É precisamente pelo potencial informativo sobre os hábitos de uma pessoa que decorre do tratamento do dado “matricula”, em associação com o local, data e duração aproximada do estacionamento, que este é um dado pessoal relativo à vida privada das pessoas, logo revestindo a natureza de dado sensível, à luz do nº1 do artigo 7º da lei nº 68/98, de 26 de outubro, alterada pela Lei nº103/2015, de 24 de agosto – Lei de Proteção de Dados Pessoais.
Com efeito, independentemente das medidas técnicas e das salvaguardas adotadas para restringir o impacto do tratamento desta informação e prevenir a sua utilização abusiva, o processamento de forma automatizada e em larga escala da localização de um veículo específico e, por conseguinte, indicador com elevado grau de probabilidade de localização do seu proprietário, locatário ou usufrutuário, apresenta riscos significativos de intrusão na privacidade dos cidadãos.
(…) Na verdade, as pessoas têm o direito de poder deslocar-se e circular de forma anónima, isto é, sem que seja feito um registo dos seus movimentos, mesmo que aproximados.
(…) Quanto a disposição legal que habilite ao tratamento do dado “matrícula”, não existe norma que obrigue o titular dos dados a facultar a matrícula do seu veículo para o ato de pagamento do título de estacionamento. A obrigação legal reduz-se ao imperativo de pagar o estacionamento que seja tarifado. Só após a verificação do incumprimento deste dever, e a fim de acionar os mecanismos de cobrança coerciva, haverá legitimidade para recolher esta informação. Ora, isto faz toda a diferença, pois não haverá registo da matrícula de todos os veículos estacionamento, mas apenas daqueles que eventualmente se encontrem em situação de incumprimento.
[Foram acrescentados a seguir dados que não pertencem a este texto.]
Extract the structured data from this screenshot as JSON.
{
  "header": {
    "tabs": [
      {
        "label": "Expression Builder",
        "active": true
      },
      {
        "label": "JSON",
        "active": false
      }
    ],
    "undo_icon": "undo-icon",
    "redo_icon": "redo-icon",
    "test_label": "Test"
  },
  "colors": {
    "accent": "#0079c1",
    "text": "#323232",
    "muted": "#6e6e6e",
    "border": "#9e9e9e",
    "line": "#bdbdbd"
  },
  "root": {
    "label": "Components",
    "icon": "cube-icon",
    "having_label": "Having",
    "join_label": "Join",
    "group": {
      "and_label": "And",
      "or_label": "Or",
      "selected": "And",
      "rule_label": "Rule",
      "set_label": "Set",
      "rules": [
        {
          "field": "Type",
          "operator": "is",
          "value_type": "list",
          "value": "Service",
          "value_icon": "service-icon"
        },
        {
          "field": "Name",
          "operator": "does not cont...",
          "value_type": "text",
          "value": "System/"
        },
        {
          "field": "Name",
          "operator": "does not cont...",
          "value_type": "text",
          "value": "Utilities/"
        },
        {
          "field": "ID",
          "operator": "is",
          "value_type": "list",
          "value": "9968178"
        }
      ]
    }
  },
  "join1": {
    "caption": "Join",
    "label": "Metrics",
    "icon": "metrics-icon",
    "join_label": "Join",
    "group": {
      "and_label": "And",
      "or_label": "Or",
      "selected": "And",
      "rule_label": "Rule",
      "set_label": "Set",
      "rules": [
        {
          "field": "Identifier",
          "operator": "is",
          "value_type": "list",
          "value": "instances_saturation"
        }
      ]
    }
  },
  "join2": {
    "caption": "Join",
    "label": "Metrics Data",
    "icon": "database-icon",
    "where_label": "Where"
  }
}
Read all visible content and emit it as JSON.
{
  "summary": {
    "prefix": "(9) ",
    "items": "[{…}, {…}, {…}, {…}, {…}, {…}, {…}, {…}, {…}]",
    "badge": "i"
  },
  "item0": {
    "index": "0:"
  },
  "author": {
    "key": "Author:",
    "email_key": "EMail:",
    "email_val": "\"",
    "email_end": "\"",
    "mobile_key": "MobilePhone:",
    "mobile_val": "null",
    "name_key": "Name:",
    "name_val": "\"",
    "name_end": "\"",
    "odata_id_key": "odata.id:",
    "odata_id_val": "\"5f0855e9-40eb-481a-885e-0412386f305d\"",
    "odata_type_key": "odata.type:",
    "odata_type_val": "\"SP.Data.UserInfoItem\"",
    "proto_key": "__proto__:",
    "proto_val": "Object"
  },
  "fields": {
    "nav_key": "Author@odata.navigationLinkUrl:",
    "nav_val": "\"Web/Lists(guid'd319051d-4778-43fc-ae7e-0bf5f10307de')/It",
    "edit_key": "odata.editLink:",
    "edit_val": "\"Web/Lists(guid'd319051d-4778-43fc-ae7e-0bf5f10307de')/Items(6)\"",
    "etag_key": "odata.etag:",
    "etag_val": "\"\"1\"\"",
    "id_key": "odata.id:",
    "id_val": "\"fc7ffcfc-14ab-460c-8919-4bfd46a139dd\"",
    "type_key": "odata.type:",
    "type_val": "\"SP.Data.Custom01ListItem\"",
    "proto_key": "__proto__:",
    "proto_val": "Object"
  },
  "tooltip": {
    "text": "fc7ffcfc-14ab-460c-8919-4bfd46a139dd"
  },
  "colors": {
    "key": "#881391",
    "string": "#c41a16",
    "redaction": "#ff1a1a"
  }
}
(…) Seja como for, o que é essencial é facultar uma alternativa às pessoas que querem poder pagar a tarifa de estacionamento devida, sem que tal implique que tenham de abdicar do seu anonimato e ver registada a matrícula do seu veículo de modo centralizado, permitindo saber automaticamente onde, quando e durante quanto tempo estiveram nas imediações de determinado local. O atual quadro legal não permite retirar esta liberdade aos cidadãos.”
Assim, de acordo com a CNPD, no limite, a digitação dos dados da matrícula para este efeito será facultativa, dependente da vontade do utilizador, e nunca obrigatória conforme desejado pelo Câmara do Porto e pela EPorto.
Segundo refere a CNPD, durante a consulta feita à Câmara do Porto e à EPorto durante a elaboração deste parecer foi exposto que “a digitação da matrícula é essencial à funcionalidade do sistema como um todo. A existência em simultâneo de um sistema digital e de um sistema de títulos de estacionamento em papel desvirtua todo o processo …”.
Esta qualificação de “essencial” atribuída à recolha da matrícula permite apreciar que a posição da CNPD corresponde a um sério revés para as intenções da Câmara do Porto e da EPorto no quadro deste processo de privatização.
Acrescente-se ainda, e não menos importante, que a CNPD determinou também limites e prazos restritivos no que se refere à conservação dos dados pessoais decorrentes da utilização do sistema Telpark (aplicação de telemóvel), no sistema EOS (plataforma informática que centraliza a informação relativa à gestão do estacionamento) e do recurso ao método de controlo através de Visual Car (veículos com dispositivos vídeo que permitem fazer reconhecimento ótico das matrículas).
A CDU continuará empenhada em utilizar todos os recursos ao seu dispor para defender os interesses dos portuenses e da cidade do Porto, na certeza que a sua intervenção tem sido determinante para condicionar a concretização de intenções muito negativas da coligação Rui Moreira/CDS/PS.